- The Australia Institute
This paper presents an overview of the Wine Equalisation Tax (WET) in Australia and compares the current system with some reform alternatives and systems in other countries.
When the GST was introduced in July 2000, wine products were given special tax status. While beer and spirits attract an excise based on the volume of alcohol (a volumetric tax), wine is instead taxed on the wholesale value (an ad valorem tax). As a consequence, cheap wine attracts far less tax than beer or spirits, and is by far the cheapest potable alcohol commercially available in Australia.
The WET is set at 29% of the wholesale price of wine. Australian producers (and those wholesalers who blend or otherwise add to production) are able to claim a rebate at the same rate, up to $500,000. This rebate can be claimed even if the claimant did not accrue a WET liability.
This research found that just 67 (2 per cent) of the 3,698 wine entities in Australia pay the wine equalisation tax.
The vast majority (over 90%) of the Australian wine industry generate no net WET, after rebates, with many profiting from the current tax arrangements, receiving on average a net payment of $30,000.
In addition to the concessional tax rate wine attracts, and rebates paid even without a WET liability, the Australian Government spent $17.9 million in 2012-13 on various assistance measures for the wine industry, as well as a $25 million rebate to New Zealand producers.
The preferential tax treatment of wine over other alcoholic beverages can be seen as effectively a subsidy for wine, in the order of $1 billion a year.
Partly due to these tax arrangements, wine prices have lagged far behind inflation. The average wholesale price paid to winemakers per litre of wine in 2012-13 ($4.85) was almost identical to the price in 2007-08 ($4.83).
The cheapest cask wine is generally available at retail for around 30 cents per standard drink (a standard drink is 12.5mL of alcohol). WET paid on that standard drink is around 4 cents. In comparison, a standard drink of beer bought at a retail supermarket costs at least $1 per standard drink and the excise alone is 44 cents. Spirits attract an excise of $1 per standard drink, with the cheapest spirits retailing at around $1.50 per standard drink.
Australia’s taxation treatment of wine encourages bulk production of the lowest quality wine. This paper examines three possible alternatives to a WET.

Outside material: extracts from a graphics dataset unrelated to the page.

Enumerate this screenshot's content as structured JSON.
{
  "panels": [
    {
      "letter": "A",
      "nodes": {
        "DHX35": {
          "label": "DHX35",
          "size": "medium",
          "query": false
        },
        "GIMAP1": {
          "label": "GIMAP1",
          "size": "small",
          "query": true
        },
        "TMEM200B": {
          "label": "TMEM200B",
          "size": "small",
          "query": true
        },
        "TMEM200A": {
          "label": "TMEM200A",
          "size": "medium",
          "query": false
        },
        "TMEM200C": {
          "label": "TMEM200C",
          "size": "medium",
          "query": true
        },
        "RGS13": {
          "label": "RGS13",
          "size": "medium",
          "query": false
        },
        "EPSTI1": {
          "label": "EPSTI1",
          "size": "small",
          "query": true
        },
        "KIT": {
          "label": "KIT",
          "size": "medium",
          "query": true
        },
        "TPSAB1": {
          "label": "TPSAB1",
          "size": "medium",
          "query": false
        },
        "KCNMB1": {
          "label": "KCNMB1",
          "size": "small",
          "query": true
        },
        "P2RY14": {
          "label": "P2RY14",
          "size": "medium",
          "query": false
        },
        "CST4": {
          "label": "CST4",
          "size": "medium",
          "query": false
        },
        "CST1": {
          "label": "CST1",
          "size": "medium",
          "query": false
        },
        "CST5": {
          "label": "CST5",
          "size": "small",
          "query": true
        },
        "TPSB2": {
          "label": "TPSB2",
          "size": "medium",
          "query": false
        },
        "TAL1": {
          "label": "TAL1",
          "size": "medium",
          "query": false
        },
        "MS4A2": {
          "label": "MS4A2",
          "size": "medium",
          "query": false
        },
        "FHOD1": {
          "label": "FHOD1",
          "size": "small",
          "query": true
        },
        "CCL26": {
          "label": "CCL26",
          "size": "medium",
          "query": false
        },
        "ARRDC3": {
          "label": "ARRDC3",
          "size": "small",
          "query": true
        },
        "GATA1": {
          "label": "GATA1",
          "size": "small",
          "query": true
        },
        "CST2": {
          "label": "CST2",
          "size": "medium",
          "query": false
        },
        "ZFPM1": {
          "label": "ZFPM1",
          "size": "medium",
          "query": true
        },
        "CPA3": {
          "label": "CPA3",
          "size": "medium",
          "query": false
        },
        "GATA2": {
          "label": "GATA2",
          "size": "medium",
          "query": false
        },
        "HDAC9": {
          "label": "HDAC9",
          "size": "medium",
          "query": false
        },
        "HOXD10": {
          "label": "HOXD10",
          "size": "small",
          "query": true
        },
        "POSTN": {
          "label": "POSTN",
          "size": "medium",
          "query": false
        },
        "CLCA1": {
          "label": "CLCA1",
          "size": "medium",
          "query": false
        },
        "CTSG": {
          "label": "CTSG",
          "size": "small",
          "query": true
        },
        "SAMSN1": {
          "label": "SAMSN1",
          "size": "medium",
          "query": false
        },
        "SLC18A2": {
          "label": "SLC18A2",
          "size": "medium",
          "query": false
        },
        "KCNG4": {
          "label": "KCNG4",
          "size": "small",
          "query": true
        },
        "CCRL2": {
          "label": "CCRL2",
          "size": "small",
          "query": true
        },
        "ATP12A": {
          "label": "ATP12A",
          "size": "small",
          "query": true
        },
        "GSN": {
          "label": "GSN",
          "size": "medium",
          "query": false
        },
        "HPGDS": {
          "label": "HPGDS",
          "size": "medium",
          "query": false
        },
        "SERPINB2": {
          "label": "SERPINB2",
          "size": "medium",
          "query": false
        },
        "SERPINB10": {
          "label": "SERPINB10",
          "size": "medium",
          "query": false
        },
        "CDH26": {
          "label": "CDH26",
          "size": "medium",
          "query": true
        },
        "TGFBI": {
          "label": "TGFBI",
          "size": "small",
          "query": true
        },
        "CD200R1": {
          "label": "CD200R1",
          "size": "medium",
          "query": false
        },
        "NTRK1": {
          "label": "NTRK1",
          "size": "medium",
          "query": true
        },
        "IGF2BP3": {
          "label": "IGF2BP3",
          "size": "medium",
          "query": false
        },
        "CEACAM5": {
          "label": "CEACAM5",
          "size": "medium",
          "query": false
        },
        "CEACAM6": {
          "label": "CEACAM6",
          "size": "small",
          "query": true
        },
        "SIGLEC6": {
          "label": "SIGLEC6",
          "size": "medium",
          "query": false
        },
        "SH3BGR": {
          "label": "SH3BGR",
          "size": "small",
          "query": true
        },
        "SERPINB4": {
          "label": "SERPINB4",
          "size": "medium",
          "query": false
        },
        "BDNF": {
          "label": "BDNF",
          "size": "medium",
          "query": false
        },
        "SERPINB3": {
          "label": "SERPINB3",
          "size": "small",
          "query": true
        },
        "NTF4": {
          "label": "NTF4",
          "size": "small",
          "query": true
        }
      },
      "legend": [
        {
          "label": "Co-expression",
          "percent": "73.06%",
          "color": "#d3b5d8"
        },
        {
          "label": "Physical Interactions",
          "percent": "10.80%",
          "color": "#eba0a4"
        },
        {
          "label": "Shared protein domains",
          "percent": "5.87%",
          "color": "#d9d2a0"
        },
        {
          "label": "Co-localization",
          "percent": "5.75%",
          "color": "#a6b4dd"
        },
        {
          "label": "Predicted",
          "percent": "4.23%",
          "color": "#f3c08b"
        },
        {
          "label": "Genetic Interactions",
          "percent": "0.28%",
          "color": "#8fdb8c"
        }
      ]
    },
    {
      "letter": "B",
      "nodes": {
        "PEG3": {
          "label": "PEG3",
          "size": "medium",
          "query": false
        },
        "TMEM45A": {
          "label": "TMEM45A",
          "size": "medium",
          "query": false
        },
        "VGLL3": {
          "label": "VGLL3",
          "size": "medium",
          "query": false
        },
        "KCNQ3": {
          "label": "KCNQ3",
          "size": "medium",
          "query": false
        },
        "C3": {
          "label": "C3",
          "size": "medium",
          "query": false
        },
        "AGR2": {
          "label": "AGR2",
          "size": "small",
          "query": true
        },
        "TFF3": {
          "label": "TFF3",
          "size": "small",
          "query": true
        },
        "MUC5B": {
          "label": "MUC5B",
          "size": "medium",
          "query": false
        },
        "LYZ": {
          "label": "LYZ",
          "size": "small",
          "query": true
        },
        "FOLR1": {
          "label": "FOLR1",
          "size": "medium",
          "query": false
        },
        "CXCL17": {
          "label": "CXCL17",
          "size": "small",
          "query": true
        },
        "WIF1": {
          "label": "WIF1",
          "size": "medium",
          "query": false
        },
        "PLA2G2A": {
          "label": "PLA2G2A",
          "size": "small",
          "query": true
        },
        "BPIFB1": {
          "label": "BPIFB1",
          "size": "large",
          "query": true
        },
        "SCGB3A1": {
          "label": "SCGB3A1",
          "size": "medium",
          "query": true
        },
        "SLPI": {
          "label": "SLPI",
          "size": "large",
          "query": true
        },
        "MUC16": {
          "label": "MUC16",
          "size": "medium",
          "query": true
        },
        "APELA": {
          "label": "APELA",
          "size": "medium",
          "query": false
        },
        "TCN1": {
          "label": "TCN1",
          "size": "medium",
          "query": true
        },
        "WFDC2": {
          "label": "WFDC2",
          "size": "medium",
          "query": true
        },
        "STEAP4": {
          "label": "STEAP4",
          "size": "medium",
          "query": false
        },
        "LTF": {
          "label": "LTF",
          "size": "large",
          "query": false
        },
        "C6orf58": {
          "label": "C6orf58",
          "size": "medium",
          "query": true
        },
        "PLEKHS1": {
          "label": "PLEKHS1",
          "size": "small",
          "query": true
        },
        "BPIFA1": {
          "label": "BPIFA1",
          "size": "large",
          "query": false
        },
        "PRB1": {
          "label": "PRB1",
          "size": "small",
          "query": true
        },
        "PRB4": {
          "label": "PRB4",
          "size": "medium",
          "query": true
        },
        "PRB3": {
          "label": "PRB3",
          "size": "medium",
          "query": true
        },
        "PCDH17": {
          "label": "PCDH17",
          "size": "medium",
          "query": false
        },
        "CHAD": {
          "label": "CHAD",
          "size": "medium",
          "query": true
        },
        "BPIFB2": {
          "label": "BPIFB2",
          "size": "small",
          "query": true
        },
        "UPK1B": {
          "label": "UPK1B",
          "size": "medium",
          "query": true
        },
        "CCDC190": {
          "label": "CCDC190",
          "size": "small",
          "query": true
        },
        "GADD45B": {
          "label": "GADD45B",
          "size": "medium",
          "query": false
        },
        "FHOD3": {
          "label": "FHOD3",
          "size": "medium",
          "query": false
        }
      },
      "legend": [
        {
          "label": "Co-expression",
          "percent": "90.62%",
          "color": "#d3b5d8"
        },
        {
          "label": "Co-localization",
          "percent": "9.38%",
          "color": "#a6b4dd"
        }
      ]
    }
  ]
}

The first, as proposed by the Henry Tax Review, will apply the current beer excise to wine. The second is a volumetric tax at a rate mid-way between beer and wine. The third is a per-litre excise, as is common across the OECD. For those countries which have an excise, the amounts vary widely, with an average of around $3 per litre of wine.
All of these alternate taxation schemes would result in the cheapest wines increasing in price, with a corresponding reduction in sales, while premium wines would actually be taxed less, and would be expected to increase in sales, partly due to the price reduction and partly thanks to a smaller price differential compared with cheaper wines.
A volumetric tax would work to increase the cost of the cheapest wines, while having a positive effect on super-premium wines.
By removing the privileged treatment of wine, the government could receive increased revenues in the order of $1 billion each year. This revenue is presently lost under the WET, and is in effect a subsidy to the wine industry, encouraging production of low quality grapes in hot, irrigation intensive regions.